# Empfehlenswerte Alternative zu K&P



## Fabpicard (9 November 2017)

Aktuell sind bei uns in den Hallen 7 oder 8 DDCs von Kieback und Peter verbaut. Davon sind in den vergangenen Wochen dann mal eben so 2 Stück "ab geraucht"... Bei den Ersatzteilpreisen könnte ich ja schon fast auf S7-1500 mit WinCC umrüsten, wenn ich die Arbeitszeit nicht mit einrechnen würde 

Da aber die Planungen für die nächste Hall schon begonnen haben, überlegen wir uns dort ein alternatives System zu installieren. Um dann nach und nach den K&P-Krams durch was brauchbareres zu ersetzen *g*

Jetzt würde man bei Siemens aber wohl eher diese Desigio-Dinger nehmen schätze ich, hab aber hierzu keinerlei Erfahrungswerte...

Wer kennt sich denn in dem Bereich etwas aus und könnte mir hier einen Tip geben, was man sich einmal näher anschauen sollte?

MfG Fabsi


----------



## Tiktal (10 November 2017)

Wundert mich ja das Du nicht auf WAGO kommst ;-)
Unsere Hallenschiffe sind alle mit WAGO´s ausgestattet, gab bisher noch keine Probleme mit der Hardware (das Programm ist Schrott, aber dafür können die WAGO´s ja nichts).

Gruß

Onno


----------



## Wu Fu (10 November 2017)

Hallo Fabsi,

habt Ihr die K&P Geräte selbst programmiert?
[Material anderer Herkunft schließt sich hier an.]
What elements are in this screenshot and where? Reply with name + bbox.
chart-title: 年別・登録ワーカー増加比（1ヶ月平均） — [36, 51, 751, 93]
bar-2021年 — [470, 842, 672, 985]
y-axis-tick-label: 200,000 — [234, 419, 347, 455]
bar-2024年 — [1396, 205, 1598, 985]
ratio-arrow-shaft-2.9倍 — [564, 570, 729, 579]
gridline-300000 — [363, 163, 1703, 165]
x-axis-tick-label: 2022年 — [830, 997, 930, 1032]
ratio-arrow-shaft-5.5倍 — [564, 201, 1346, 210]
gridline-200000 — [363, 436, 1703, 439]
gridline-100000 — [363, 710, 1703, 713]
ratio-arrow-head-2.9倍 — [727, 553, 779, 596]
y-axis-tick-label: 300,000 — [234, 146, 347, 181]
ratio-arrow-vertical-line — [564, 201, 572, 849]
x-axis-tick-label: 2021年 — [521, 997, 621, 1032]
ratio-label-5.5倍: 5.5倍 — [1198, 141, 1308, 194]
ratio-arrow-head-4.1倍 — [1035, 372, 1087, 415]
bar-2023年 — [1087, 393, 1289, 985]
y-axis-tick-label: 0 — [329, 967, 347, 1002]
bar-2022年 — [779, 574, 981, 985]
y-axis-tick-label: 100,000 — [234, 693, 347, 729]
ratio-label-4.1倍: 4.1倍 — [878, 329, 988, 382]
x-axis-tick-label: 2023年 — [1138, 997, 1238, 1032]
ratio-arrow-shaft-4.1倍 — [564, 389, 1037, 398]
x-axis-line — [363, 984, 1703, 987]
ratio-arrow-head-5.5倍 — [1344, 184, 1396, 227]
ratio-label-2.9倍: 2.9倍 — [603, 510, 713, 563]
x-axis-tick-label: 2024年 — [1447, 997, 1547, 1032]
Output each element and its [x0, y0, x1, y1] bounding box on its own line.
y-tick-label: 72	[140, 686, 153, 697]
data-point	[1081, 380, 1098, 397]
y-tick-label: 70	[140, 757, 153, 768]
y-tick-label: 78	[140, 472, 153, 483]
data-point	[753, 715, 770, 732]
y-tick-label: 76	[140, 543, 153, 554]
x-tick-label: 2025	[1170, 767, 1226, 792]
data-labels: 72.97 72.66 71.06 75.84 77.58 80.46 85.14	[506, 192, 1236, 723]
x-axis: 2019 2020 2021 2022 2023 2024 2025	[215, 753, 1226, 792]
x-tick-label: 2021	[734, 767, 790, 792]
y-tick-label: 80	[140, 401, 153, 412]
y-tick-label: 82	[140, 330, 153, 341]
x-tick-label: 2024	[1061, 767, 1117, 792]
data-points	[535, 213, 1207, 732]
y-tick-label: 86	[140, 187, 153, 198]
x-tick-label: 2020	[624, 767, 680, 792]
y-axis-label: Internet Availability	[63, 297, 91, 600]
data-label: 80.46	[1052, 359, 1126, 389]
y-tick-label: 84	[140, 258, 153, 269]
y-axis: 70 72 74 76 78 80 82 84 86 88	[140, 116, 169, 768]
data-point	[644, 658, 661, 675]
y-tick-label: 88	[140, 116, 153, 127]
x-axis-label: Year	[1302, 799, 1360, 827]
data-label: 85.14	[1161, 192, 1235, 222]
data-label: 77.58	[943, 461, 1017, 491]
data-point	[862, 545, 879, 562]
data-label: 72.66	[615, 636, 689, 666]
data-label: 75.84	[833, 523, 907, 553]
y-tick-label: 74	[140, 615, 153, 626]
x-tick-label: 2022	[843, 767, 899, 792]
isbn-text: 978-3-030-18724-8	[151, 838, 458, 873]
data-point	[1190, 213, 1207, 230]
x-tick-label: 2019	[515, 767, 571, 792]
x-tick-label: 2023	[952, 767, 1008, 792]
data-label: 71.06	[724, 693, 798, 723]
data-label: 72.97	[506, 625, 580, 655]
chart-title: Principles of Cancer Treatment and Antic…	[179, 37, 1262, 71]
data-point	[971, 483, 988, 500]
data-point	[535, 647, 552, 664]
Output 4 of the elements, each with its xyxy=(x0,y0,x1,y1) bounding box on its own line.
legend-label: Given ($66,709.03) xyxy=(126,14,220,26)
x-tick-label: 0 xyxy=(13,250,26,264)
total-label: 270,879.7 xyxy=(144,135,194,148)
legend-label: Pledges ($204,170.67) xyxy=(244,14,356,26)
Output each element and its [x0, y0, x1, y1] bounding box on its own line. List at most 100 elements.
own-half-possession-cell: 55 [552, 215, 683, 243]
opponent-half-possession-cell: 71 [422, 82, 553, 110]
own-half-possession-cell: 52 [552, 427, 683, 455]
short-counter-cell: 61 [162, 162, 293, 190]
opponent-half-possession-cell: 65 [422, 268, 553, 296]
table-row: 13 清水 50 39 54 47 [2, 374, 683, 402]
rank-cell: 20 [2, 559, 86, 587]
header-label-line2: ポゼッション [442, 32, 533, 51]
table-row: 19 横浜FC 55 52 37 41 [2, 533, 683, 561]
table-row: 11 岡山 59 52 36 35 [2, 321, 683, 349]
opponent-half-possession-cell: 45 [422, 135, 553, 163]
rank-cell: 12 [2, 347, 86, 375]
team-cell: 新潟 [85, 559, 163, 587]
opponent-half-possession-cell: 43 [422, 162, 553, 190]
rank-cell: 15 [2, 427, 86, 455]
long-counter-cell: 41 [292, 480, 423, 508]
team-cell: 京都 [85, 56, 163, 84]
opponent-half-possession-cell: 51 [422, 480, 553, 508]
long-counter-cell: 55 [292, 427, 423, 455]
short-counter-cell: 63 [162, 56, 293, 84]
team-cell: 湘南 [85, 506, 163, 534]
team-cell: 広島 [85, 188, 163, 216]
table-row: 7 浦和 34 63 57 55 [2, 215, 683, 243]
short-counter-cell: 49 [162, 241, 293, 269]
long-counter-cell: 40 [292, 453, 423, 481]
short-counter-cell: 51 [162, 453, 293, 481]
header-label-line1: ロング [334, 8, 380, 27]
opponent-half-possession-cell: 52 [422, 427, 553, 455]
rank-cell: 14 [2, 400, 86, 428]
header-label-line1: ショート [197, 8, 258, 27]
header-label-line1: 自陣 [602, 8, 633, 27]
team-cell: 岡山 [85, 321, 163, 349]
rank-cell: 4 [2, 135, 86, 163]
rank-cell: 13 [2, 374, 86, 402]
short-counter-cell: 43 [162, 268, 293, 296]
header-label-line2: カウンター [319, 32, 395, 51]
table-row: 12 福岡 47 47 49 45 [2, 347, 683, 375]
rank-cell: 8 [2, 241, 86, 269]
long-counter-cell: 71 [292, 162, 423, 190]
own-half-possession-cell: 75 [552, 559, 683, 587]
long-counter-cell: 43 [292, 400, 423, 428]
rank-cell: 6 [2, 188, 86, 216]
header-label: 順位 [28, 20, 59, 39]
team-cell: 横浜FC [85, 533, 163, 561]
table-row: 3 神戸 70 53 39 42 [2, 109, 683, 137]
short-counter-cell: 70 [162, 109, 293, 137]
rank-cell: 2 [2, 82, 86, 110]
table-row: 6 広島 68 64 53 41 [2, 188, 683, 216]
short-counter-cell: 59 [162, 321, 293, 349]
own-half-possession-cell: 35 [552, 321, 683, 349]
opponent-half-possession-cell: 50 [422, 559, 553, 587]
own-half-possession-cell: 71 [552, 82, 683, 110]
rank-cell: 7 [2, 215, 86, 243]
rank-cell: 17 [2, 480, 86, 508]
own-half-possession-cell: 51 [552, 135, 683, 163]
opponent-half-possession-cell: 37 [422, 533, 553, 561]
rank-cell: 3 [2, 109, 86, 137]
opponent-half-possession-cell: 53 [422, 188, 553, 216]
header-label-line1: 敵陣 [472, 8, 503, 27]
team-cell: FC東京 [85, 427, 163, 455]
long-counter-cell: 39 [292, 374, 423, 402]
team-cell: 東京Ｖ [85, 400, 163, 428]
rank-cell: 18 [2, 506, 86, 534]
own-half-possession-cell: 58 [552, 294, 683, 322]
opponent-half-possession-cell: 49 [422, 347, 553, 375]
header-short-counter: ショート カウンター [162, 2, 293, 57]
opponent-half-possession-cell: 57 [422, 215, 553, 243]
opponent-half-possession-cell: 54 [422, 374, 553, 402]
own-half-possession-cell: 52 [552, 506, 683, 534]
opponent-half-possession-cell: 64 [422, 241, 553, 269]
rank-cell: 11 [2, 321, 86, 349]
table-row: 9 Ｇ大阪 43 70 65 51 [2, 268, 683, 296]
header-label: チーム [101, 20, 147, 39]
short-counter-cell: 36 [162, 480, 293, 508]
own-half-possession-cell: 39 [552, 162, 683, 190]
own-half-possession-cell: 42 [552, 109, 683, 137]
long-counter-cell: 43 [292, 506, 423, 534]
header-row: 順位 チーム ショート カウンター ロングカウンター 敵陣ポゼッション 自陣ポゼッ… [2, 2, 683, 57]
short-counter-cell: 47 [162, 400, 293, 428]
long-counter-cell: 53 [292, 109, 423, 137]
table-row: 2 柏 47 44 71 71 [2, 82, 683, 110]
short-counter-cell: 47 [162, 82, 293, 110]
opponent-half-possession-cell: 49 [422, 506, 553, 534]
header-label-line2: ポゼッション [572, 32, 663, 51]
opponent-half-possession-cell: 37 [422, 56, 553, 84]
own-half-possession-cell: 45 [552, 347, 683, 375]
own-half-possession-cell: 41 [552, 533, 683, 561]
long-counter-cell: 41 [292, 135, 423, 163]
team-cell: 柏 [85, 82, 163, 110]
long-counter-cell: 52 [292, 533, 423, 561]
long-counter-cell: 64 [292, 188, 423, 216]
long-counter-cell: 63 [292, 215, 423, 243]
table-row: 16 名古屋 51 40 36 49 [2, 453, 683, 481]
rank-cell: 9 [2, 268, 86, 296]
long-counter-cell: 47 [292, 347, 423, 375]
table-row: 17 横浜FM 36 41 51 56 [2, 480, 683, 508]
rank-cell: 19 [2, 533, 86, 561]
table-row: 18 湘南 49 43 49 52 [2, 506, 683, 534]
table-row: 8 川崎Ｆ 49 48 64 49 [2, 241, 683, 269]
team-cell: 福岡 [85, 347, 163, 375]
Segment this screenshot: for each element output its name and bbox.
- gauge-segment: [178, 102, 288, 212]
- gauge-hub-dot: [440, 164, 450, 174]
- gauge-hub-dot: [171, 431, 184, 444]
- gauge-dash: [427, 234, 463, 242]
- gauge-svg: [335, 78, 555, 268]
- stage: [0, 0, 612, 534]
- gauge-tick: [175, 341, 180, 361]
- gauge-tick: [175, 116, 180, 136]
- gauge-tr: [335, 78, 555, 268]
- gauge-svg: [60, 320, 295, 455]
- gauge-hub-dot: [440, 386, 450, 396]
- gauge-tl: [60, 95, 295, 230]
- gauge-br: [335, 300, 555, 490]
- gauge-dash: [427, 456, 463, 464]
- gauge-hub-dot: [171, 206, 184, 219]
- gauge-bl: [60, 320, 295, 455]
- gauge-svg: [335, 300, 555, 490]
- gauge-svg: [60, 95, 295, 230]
Ich vermute nicht, da hier spezielle Programmiersoftware notwendig ist, an welche man nicht so leicht kommt.
Würdet Ihr das neue System in der neuen Halle selbst programmieren?

Alternativen gibt es sicherlich einige, aber es muss auch jemand programmieren und projektieren.
Ich vermute es handelt sich um HVAC-Anlagen, da wäre jemand mit Erfahrung in diesem Bereich empfehlenswert.

Schöne Grüße
Daniel


----------



## Fabpicard (10 November 2017)

Tiktal schrieb:


> (das Programm ist Schrott, aber dafür können die WAGO´s ja nichts).



*ROFL*Bei uns ist das bei Beidem der Fall 

@Wu Fu: Klar HVAC und K&P natürlich nicht selbst programmiert, das wollen die ja gar nicht das man das macht...
Allerdings würden wir gerne zukünftig selbst eine ordentliche Fehlersuche betreiben können, sowie auch Änderungen selbst vornehmen. Initial soll das natürlich dann jemand externes machen, das selbst zu machen fehlt es an Zeit.


Imho sind nicht einmal die verschiedenen zeitlich versetzten Hallen annähernd gleich programmiert. Ebenso gibt es einige gravierende Kritikpunkte die uns in den Wahnsinn treiben.

Beispielsweise hat man an den ganzen DDCs noch nen ganzen Haufen "Hand-0-Auto-Schalter" dran, bei der die DDC nicht einmal mitbekommt wenn man den auf 0 oder Auto stellt. Dann hat die letzten nicht mitbekommen das irgend ein Doof an 2 Klimageräten vor Ort auf "Aus" gedrückt hat. Ist schon schön wenn 15 Stunden eine Maschine steht, bis man a) den Fehler findet und b) nach dem Herunterkühlen von 34⁰C runter auf 20⁰C man dann wieder 2h warten muss bis alle Spiegel in der Laseranlage nicht mehr beschlagen sind... 
Pumpen sind teils redundant ausgelegt. Drückst du aber an bestimmten FUs auf "Aus" läuft die andere Pumpe nicht automatisch an...
Es gibt bei uns nur aktuell 1 Störmeldegruppe... Super, blinkt jedes mal alles rum wegen der Meldung "Störung - Gas-Warnstufe 1"... Das ist eine 1te Vorwarnung...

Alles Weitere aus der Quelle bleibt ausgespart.